@UpLateDoomScrolling
No the PFB comments are because the OP @Isitreallysohard seems to have no self awareness whatsoever outside of her own limited one child experience (limited because she has not yet parented a 7 year old, not because she has 1 child).
She has made so many assumptions:
The dad is home - ok but what if he is not able to look after the 7yo because he is doing other important tasks in their home? Maybe he is ill? Maybe he has the children on the other weekend day so this is his day "off"?
Then she describes the 7 year old as "domineering" and the reason why the younger one is shy. How rude!

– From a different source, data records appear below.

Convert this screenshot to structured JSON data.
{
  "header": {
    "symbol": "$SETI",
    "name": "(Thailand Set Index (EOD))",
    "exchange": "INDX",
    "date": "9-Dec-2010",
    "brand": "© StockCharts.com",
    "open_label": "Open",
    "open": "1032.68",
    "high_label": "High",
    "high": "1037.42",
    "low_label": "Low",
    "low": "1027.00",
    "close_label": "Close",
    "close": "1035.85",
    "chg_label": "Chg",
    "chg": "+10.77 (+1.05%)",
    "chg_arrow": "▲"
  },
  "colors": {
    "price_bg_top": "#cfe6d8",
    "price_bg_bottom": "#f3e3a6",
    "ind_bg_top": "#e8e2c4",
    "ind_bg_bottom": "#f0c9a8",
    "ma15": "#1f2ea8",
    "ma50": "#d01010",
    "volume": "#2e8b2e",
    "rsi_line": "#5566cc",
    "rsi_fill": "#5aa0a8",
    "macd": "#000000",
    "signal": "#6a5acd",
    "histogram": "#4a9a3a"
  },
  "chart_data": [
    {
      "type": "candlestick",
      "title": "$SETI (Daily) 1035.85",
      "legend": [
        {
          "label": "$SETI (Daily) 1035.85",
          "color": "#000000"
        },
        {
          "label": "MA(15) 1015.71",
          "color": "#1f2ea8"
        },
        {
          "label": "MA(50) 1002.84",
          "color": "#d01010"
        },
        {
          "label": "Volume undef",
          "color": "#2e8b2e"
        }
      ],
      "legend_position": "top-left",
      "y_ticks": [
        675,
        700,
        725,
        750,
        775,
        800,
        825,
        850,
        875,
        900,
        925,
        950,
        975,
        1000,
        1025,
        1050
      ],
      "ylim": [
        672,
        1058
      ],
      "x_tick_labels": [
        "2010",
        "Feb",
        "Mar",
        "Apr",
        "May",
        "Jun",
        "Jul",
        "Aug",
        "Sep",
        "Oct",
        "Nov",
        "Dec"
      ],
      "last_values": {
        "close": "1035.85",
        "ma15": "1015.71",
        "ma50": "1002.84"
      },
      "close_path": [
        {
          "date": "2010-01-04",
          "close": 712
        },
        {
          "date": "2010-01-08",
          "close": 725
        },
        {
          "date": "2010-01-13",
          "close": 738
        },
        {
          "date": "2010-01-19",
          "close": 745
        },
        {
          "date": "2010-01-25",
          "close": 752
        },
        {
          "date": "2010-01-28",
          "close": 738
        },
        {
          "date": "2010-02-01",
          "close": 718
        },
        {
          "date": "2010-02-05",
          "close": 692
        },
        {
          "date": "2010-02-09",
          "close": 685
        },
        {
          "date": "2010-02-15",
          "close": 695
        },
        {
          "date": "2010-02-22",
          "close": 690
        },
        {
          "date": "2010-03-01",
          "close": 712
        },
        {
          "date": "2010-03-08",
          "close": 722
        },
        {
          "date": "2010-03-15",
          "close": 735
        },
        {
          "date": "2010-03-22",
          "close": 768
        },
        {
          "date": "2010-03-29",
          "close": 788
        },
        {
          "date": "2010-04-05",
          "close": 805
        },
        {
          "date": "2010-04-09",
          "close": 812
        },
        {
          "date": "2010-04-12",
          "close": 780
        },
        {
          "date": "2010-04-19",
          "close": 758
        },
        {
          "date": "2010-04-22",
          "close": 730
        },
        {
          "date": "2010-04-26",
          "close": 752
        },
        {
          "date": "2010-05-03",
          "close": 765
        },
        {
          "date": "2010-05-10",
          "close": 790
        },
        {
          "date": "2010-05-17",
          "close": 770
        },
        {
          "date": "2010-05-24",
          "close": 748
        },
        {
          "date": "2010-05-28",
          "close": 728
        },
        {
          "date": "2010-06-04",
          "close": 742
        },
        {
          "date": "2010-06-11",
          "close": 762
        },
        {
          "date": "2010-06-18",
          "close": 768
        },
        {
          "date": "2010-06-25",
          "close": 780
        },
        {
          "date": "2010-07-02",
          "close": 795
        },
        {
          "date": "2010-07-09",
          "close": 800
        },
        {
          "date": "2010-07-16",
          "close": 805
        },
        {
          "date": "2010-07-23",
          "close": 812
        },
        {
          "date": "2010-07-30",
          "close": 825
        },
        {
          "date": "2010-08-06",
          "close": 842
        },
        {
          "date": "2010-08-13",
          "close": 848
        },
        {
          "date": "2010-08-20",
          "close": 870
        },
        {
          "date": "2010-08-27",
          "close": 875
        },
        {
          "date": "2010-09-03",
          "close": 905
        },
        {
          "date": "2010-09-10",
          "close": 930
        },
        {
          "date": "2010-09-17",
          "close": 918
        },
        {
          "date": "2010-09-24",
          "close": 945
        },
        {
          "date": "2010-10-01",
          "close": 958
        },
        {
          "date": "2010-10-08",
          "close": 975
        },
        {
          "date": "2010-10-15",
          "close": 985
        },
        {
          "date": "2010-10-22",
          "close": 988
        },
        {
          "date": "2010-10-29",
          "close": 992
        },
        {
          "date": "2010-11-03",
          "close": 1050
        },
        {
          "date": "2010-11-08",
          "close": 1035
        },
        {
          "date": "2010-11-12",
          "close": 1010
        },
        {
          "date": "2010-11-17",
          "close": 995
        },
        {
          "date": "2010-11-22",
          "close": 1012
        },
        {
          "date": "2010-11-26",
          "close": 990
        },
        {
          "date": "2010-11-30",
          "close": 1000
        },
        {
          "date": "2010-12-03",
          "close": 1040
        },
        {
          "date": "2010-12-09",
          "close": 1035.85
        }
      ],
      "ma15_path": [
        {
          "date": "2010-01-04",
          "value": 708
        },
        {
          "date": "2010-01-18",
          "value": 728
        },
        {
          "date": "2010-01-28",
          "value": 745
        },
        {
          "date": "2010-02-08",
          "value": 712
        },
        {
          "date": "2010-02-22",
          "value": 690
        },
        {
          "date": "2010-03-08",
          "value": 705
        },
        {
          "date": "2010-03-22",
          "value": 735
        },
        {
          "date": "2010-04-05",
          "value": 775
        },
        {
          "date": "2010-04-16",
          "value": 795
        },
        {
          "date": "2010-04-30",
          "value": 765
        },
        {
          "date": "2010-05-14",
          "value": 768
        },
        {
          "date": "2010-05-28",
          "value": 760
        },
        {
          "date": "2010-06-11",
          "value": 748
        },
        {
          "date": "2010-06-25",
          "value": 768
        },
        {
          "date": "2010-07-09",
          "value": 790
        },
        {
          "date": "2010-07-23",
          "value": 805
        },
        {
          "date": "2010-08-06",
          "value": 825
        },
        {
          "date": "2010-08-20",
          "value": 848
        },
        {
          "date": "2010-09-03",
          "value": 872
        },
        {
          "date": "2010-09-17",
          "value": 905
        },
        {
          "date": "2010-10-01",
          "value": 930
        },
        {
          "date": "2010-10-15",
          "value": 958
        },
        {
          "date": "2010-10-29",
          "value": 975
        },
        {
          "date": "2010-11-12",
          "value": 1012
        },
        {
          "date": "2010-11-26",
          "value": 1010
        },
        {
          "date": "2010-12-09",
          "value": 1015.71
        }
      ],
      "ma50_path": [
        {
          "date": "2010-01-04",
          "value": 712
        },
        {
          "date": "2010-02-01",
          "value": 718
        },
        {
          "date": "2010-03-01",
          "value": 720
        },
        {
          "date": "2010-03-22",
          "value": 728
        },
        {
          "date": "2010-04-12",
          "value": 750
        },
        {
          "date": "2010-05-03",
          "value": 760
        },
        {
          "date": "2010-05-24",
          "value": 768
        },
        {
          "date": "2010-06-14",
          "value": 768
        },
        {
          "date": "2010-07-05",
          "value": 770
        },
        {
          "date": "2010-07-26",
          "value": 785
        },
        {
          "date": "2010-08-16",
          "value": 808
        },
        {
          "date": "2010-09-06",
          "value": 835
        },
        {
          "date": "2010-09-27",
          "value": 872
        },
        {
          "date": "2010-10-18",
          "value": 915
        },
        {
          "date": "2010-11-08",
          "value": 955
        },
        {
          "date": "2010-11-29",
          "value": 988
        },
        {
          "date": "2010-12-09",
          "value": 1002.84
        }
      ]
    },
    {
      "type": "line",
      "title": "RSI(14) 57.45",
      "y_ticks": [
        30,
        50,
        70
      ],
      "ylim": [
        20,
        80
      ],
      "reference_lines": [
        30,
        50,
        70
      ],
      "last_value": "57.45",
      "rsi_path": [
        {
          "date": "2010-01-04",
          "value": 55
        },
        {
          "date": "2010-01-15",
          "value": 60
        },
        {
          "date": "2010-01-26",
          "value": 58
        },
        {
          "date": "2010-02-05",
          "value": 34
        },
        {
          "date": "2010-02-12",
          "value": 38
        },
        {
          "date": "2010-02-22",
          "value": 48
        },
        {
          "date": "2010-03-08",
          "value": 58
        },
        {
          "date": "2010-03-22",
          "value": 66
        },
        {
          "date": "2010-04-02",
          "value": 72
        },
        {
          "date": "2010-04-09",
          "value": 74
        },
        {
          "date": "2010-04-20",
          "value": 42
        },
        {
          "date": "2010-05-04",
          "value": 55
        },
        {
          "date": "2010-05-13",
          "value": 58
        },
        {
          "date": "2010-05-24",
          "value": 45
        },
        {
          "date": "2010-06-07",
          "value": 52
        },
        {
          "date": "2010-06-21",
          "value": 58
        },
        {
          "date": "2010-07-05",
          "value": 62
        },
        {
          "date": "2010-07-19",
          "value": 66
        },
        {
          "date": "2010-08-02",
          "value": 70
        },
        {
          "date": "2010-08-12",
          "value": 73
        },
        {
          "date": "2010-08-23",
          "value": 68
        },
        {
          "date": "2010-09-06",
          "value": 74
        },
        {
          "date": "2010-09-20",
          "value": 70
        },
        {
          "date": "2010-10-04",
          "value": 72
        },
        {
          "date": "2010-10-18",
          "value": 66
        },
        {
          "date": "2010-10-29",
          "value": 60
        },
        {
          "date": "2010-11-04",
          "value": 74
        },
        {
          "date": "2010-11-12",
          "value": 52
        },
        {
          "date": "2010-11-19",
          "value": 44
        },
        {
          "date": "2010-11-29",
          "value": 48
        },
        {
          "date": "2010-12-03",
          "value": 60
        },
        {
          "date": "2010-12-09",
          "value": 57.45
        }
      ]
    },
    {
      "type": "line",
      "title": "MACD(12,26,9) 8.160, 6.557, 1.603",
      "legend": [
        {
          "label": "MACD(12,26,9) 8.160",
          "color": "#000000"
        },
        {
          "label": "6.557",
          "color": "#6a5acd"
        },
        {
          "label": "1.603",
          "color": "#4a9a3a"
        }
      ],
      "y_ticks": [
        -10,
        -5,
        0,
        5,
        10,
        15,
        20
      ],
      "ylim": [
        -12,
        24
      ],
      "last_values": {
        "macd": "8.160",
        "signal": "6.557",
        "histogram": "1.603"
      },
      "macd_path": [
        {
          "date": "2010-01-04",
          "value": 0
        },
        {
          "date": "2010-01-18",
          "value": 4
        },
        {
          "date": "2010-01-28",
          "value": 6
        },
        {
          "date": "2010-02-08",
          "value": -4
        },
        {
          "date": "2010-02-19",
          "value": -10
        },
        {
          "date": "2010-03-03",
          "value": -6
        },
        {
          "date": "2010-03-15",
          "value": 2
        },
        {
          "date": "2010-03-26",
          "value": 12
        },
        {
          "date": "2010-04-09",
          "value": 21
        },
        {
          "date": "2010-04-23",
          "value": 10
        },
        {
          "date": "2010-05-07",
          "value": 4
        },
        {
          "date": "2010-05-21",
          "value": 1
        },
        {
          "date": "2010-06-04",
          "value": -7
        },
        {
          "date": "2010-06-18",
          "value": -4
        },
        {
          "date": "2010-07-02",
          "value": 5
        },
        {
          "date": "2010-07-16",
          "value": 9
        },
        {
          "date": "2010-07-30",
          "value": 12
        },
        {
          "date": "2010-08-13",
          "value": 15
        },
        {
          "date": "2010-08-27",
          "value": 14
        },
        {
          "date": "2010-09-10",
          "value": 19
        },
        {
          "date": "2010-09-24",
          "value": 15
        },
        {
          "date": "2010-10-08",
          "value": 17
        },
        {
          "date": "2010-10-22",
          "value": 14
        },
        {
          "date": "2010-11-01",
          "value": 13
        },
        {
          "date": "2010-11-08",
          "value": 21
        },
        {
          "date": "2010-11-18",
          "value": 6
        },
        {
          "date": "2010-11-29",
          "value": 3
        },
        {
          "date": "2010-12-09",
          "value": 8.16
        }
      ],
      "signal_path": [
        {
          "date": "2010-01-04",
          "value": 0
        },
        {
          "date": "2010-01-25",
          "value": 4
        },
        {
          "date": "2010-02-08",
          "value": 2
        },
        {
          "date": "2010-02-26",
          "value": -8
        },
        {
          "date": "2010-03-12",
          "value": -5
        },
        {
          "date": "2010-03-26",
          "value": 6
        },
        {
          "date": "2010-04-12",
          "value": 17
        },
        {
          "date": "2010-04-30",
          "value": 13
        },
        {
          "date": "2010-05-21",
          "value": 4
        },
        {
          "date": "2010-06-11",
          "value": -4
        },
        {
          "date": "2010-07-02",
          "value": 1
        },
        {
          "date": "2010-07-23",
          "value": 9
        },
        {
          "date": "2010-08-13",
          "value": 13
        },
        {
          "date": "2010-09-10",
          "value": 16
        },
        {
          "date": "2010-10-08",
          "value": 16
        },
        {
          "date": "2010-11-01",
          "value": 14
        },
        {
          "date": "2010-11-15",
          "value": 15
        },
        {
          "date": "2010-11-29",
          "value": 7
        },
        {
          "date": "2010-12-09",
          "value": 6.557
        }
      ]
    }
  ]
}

She makes huge assumptions about what 7 year olds can do unsupervised - her reply to me was so mocking "oh so your 7 year old can't play unsupervised for an hour?". Assumptive, and rude again. Children don't develop on some sort of linear trajectory based on their age.
OP has one child and that is her decision. The other mother has 2 and that is her decision. If OP wants exclusive, 1-1 play dates where her child is the main character then this is the wrong family to choose.
She should stop judging the other mother and just choose people who fit her precious play date model.
If she really wanted this to work she could actually talk to the mother and maybe say something like "I'd like to take the 2 little ones to xxx - do you to think your younger one would be comfortable to be dropped off or taken to xxx place? I've made arrangements for the 2 little ones."
Also can I just say these kids are under 4! The expectations are mad.
Personally, I wouldn't drop and run a shy under 4. Ergo I have to tag along. Ergo I can't put my older one in a bin on the way. This is obvious surely.
Way too much intensity around the perfect playdate and horrible judgements made from someone with limited information and/or experience of the juggling and of how older children present.
@Isitreallysohard - your DC will be 7 too one day you know.